The Royal Tenenbaums

Wes Anderson, USA, 2001, 109 minutes

A downbeat comic gem from indie director Wes Anderson (Life Aquatic, Rushmore) centred on a dysfunctional family of eccentric geniuses called the Tenenbaums, who are aptly played by a star studded cast of Hollywood misfits. A disgruntled Gene Hackman puts in a Golden Globe winning performance as Royal, the family's estranged patriarch, who manages to orchestrate a family reunion under the pretence that he is dying of cancer, and his unexpected reappearance acts as a catalyst for one of the most bizarre chemical reactions in recent cinema.

The family home has now become a retreat from the world and failed careers of the various neurotic family members, who, much to our delight, proceed to drive one another mad throughout the course of the film. Skeletons tumble out of closets, egos are clashed like fighting stags and several hospitalisations ensue. Meanwhile Bill Murray, perfecting the deadpan acting style that has now become his trademark post Lost in Translation, appears as a depressed psychologist observing the chaos from the sidelines.
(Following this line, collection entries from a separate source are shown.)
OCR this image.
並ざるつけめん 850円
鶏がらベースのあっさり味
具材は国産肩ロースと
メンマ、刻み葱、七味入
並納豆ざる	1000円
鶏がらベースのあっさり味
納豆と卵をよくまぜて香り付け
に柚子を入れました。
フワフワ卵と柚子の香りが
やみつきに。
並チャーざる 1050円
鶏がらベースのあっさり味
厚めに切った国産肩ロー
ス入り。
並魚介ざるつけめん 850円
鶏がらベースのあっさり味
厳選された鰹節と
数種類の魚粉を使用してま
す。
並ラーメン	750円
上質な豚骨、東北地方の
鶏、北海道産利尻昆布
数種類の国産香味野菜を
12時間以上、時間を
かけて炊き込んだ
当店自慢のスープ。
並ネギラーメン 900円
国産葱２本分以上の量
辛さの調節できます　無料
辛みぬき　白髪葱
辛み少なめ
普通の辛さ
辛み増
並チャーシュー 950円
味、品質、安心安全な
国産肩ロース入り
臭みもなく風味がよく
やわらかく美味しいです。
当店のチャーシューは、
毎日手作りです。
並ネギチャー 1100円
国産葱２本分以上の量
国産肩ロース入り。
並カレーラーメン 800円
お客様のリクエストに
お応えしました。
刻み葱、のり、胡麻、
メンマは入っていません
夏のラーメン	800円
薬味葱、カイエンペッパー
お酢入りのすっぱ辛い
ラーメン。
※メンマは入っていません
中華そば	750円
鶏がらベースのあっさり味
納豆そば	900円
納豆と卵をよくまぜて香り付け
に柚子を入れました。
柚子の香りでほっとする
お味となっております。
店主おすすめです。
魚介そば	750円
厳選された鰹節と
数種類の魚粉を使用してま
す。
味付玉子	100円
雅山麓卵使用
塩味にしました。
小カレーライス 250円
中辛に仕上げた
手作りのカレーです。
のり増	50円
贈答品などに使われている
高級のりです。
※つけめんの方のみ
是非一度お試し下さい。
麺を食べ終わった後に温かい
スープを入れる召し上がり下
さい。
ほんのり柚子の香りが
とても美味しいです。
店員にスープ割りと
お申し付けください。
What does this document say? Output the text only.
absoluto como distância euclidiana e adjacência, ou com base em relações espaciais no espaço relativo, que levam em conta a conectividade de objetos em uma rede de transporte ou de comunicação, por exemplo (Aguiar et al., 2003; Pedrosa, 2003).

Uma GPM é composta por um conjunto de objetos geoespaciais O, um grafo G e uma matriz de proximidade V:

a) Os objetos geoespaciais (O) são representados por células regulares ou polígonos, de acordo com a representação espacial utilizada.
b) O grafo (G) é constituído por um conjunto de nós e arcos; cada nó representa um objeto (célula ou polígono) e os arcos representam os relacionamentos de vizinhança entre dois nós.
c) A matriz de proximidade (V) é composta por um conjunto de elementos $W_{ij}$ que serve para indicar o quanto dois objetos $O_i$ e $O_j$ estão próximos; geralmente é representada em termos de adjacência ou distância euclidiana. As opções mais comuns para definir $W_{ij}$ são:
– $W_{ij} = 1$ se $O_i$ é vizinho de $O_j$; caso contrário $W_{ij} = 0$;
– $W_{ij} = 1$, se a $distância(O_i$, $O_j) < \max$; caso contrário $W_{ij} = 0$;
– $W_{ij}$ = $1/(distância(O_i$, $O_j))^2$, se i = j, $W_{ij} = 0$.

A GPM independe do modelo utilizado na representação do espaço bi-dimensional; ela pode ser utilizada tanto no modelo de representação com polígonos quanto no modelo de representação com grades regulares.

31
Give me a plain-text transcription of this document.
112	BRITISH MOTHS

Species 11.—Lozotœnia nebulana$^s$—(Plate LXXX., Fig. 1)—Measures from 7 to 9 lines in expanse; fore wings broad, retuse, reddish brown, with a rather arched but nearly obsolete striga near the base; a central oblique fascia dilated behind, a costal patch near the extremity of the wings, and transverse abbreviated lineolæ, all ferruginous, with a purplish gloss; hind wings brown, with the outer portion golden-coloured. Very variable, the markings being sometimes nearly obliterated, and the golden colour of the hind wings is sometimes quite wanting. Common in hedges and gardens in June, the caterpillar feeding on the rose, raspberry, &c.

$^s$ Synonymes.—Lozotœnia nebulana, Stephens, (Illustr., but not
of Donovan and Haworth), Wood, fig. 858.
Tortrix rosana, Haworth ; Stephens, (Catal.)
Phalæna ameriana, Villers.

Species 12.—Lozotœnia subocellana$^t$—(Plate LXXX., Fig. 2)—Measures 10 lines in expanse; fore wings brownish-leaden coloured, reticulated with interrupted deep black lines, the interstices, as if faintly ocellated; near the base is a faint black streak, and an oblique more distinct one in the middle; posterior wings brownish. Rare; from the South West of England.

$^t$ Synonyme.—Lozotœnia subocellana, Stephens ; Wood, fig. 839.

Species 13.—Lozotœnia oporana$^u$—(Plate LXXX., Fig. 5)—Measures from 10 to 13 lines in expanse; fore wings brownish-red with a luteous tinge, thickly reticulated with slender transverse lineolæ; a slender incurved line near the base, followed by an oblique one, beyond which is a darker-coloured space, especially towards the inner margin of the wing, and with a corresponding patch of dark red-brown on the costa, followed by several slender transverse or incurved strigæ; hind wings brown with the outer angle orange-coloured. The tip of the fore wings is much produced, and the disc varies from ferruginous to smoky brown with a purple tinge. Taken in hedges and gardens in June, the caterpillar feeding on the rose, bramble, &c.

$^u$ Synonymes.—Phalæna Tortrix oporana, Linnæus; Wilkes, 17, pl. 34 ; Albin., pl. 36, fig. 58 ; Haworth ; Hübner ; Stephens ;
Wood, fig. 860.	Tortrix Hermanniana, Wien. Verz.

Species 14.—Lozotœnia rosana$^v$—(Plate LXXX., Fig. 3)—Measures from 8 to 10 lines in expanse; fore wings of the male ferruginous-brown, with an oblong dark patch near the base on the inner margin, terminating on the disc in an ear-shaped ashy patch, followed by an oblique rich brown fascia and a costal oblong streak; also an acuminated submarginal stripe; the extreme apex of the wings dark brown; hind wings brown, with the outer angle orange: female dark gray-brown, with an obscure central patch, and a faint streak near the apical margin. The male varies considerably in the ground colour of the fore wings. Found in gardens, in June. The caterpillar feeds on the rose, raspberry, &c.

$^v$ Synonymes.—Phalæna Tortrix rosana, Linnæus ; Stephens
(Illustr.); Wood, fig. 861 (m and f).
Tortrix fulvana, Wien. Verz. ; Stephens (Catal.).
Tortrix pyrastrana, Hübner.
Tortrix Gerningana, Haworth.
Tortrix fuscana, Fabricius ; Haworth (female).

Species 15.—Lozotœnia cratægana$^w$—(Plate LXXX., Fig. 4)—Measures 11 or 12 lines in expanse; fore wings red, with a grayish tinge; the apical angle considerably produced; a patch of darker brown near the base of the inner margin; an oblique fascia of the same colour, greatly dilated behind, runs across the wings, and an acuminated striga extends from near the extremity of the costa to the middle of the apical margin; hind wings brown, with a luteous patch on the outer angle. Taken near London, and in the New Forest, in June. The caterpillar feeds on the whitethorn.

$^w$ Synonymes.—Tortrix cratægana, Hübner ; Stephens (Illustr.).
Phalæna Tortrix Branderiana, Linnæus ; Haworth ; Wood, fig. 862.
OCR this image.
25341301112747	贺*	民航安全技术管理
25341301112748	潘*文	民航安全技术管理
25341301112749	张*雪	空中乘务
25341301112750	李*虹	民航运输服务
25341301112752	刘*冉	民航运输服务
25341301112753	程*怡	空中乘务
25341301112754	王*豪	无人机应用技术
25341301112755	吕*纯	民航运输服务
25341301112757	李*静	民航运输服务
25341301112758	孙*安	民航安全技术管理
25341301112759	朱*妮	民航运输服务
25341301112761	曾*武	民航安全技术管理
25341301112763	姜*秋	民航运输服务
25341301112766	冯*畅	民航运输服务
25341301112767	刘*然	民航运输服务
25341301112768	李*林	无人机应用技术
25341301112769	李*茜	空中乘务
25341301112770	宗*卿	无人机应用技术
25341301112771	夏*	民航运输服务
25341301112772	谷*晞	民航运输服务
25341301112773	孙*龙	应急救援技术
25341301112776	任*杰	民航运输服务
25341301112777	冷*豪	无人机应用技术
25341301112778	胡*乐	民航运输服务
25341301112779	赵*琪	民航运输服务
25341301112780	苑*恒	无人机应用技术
Anderson's deliberately stilted direction and formal cutting gives the film an obsessive atmosphere that perfectly compliments the film's subject; the oddball family who seem determinedly cut off from reality, as though we are watching them through the glass of a fish tank.

Review by Dean Bowman
Written for EUFS Programme Spring 2006


And you thought you didn't get along with your parents?

Royal (Gene Hackman) and Etheline Tenenbaum (Anjelica Huston) have raised a family of geniuses. But child prodigies don't last for long and after two decades of betrayal, failure and disaster, virtually all memory of the brilliance of the young Tenenbaums was has been erased. After twenty years absence, Royal, a bad husband and father in the past, returns home to a mixed reception.

At the same time, all their children are returning home, Chas (Ben Stiller) who, after the death of his wife, has lived in constant fear of unexpected catastrophes, and drags his two sons to his parental home. Margot (Gwyneth Paltrow) is scarred by Royal's neglectful treatment during childhood, and tries to suppress nymphomania and thoughts of her unsuccessful career as a playwright by smoking in the bathroom. Richie (Luke Wilson) decides to move into a tent he has set up in his former room, trying to forget his failed tennis career and love of his (adopted) sister Margot.

Of course there are many more supporting characters, like Pagoda the knife-wielding faithful servant; Eli (Owen Wilson) the neighbour boy who writes trashy Western novels; Raleigh, Margot's neurologist husband (Bill Murray)... Each of the characters, even those background characters are lovingly depicted, each has their own distinguishable style - discernable with their room decoration, their style of clothing, their habits. The entire cast is phenomenal, especially Gene Hackman as the desperate patriarch and Paltrow as the depressed Margot.

Watch it and see - your family are stable after all.